Game Night succeeds because it treats everything happening around its characters seriously, right down to the brooding score by Cliff Martinez (Drive, The Neon Demon). The stakes are high, the situation is dire, but the comedy comes from the characters having no idea that any of it is real. It plays like an actual crime thriller populated by happy-go-lucky amateurs, leading to a series of twists and turns that are by turns predictable and completely surprising. It's refreshing to see a film, especially a comedy, that manages to keep the audience guessing. And while not every joke lands, the film is held together by a thoroughly gung-ho cast that manages to create indelible characters out of even the most generic of roles. The leads all nail their fish-out-of-water roles with just the right amount of amused detachment from the proceedings, keeping things light even when the film takes dark turns, so that the central joke never wears out its welcome.

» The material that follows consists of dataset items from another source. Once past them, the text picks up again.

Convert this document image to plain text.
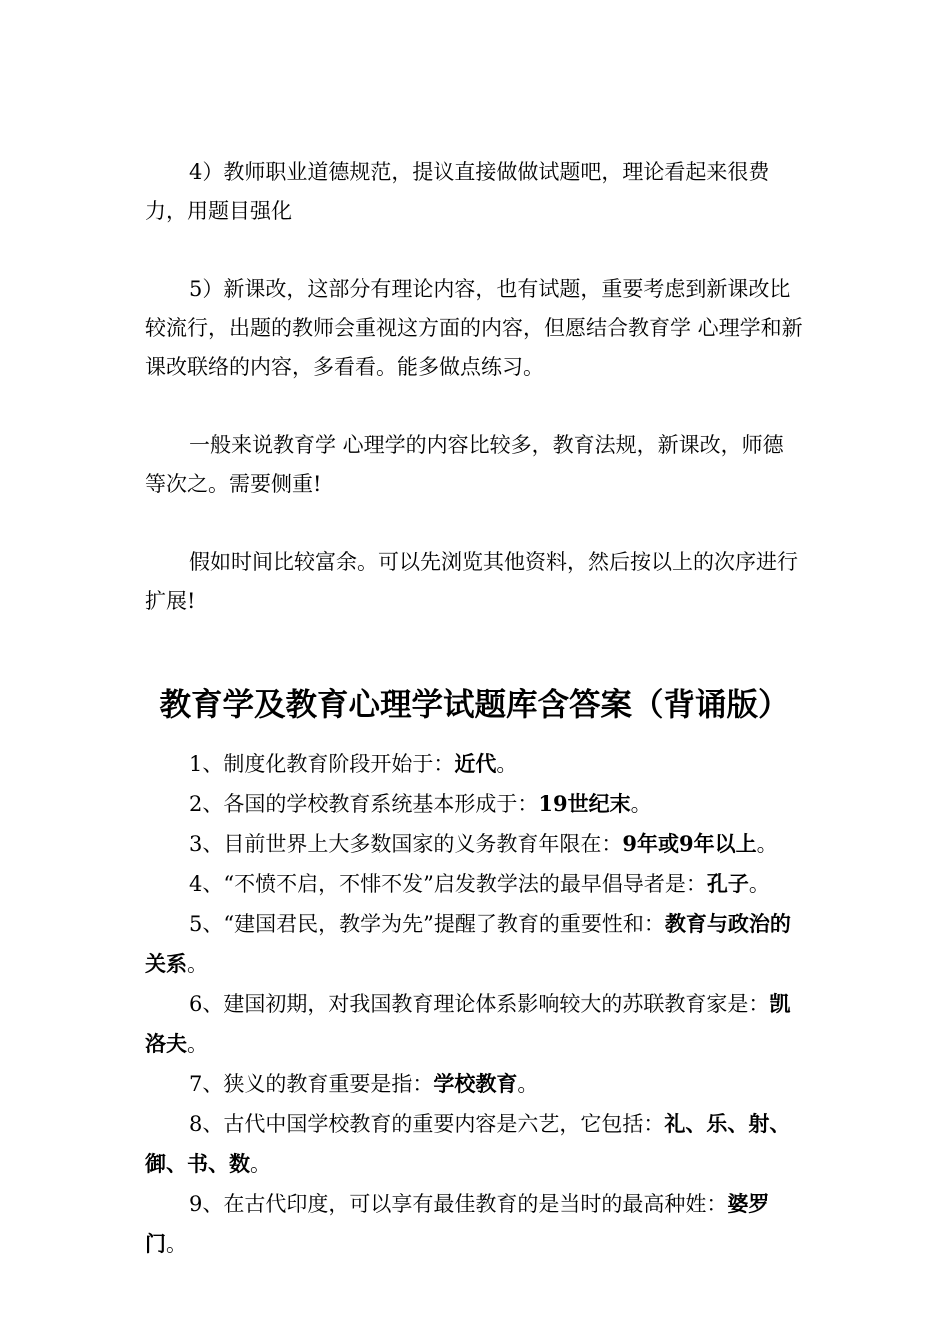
4）教师职业道德规范，提议直接做做试题吧，理论看起来很费力，用题目强化

5）新课改，这部分有理论内容，也有试题，重要考虑到新课改比较流行，出题的教师会重视这方面的内容，但愿结合教育学 心理学和新课改联络的内容，多看看。能多做点练习。

一般来说教育学 心理学的内容比较多，教育法规，新课改，师德 等次之。需要侧重!

假如时间比较富余。可以先浏览其他资料，然后按以上的次序进行扩展!

教育学及教育心理学试题库含答案（背诵版）

1、制度化教育阶段开始于：近代。

2、各国的学校教育系统基本形成于：19世纪末。

3、目前世界上大多数国家的义务教育年限在：9年或9年以上。

4、“不愤不启，不悱不发”启发教学法的最早倡导者是：孔子。

5、“建国君民，教学为先”提醒了教育的重要性和：教育与政治的关系。

6、建国初期，对我国教育理论体系影响较大的苏联教育家是：凯洛夫。

7、狭义的教育重要是指：学校教育。

8、古代中国学校教育的重要内容是六艺，它包括：礼、乐、射、御、书、数。

9、在古代印度，可以享有最佳教育的是当时的最高种姓：婆罗门。
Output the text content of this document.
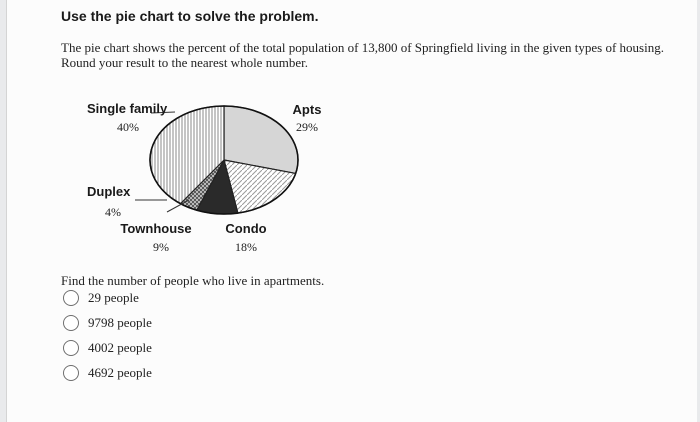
Use the pie chart to solve the problem.
The pie chart shows the percent of the total population of 13,800 of Springfield living in the given types of housing. Round your result to the nearest whole number.
Apts
29%
Condo
18%
Townhouse
9%
Duplex
4%
Single family
40%
Find the number of people who live in apartments.
29 people
9798 people
4002 people
4692 people
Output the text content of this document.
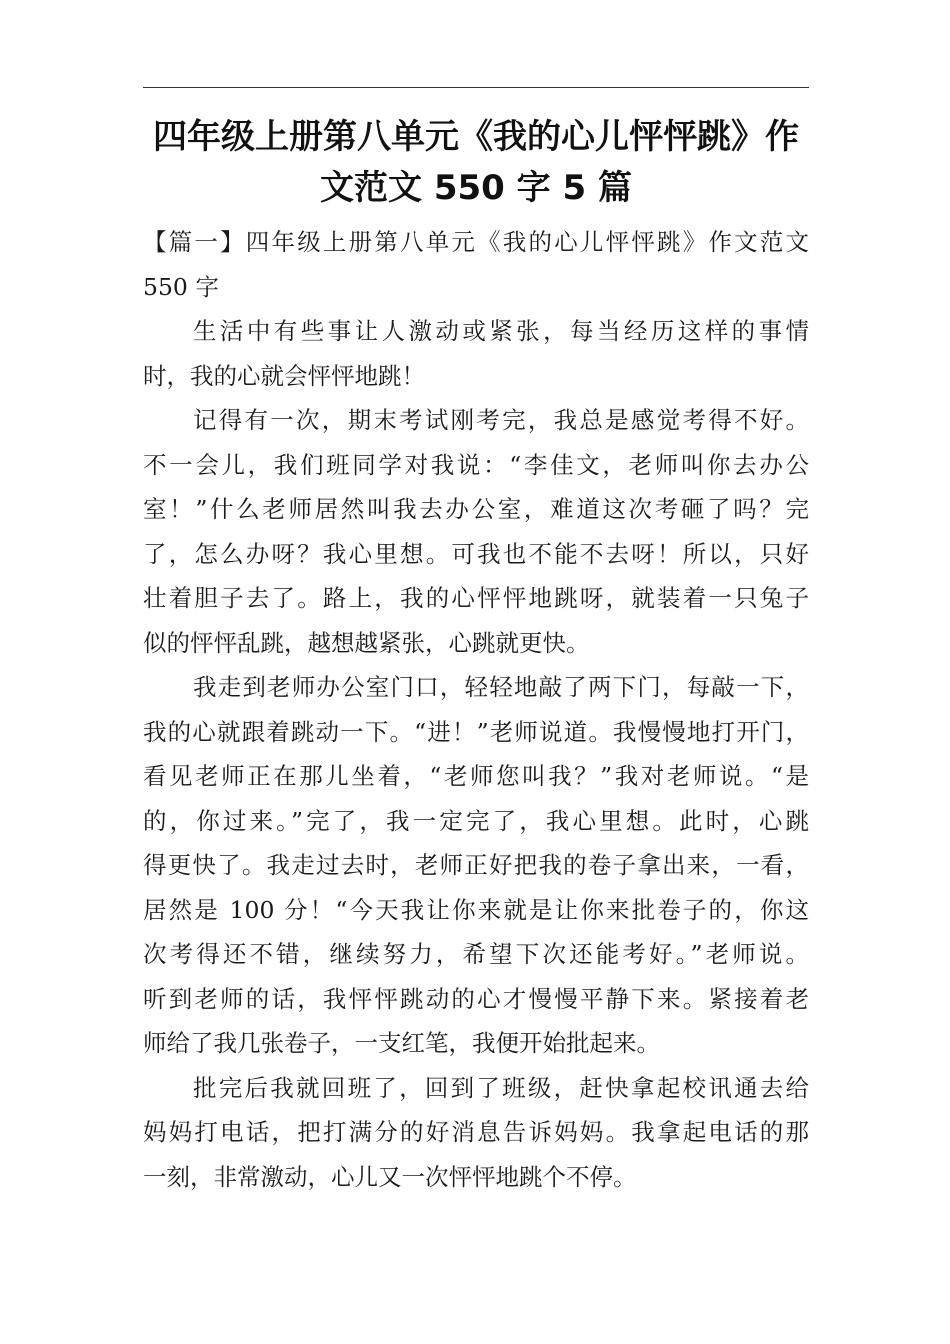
四年级上册第八单元《我的心儿怦怦跳》作
文范文 550 字 5 篇
【篇一】四年级上册第八单元《我的心儿怦怦跳》作文范文
550 字
生活中有些事让人激动或紧张，每当经历这样的事情
时，我的心就会怦怦地跳！
记得有一次，期末考试刚考完，我总是感觉考得不好。
不一会儿，我们班同学对我说：“李佳文，老师叫你去办公
室！”什么老师居然叫我去办公室，难道这次考砸了吗？完
了，怎么办呀？我心里想。可我也不能不去呀！所以，只好
壮着胆子去了。路上，我的心怦怦地跳呀，就装着一只兔子
似的怦怦乱跳，越想越紧张，心跳就更快。
我走到老师办公室门口，轻轻地敲了两下门，每敲一下，
我的心就跟着跳动一下。“进！”老师说道。我慢慢地打开门，
看见老师正在那儿坐着，“老师您叫我？”我对老师说。“是
的，你过来。”完了，我一定完了，我心里想。此时，心跳
得更快了。我走过去时，老师正好把我的卷子拿出来，一看，
居然是 100 分！“今天我让你来就是让你来批卷子的，你这
次考得还不错，继续努力，希望下次还能考好。”老师说。
听到老师的话，我怦怦跳动的心才慢慢平静下来。紧接着老
师给了我几张卷子，一支红笔，我便开始批起来。
批完后我就回班了，回到了班级，赶快拿起校讯通去给
妈妈打电话，把打满分的好消息告诉妈妈。我拿起电话的那
一刻，非常激动，心儿又一次怦怦地跳个不停。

Part mob thriller, part gross-out comedy, Game Night manages to deliver heart-pounding action and big laughs in almost equal measure. There's even a single-take action sequence at the film's climax that stands toe-to-toe with anything in John Wick and Atomic Blonde. It's a giddy genre pastiche with a deliciously dark sense of humor that feels both fresh and spontaneous without a need for any self-congratulatory irony, which by any measure is an unfortunately rare quality in any genre these days.  That makes Game Night something of an unusual commodity, and while it may not be destined to become a comedy classic, it has energy and verve to spare, operating with a sense of comic anarchy that is hard to resist.

GRADE - ★★★ (out of four)

GAME NIGHT | Directed by John Francis Daley, Jonathan M. Goldstein | Stars Rachel McAdams, Jason Bateman, Kyle Chandler, Jesse Plemons, Jeffrey Wright, Billy Magnussen, Lamorne Morris, Sharon Horgan, Danny Huston, Michael C. Hall | Rated R for language, sexual references and some violence | Opens today, Feb. 23, in theaters everywhere.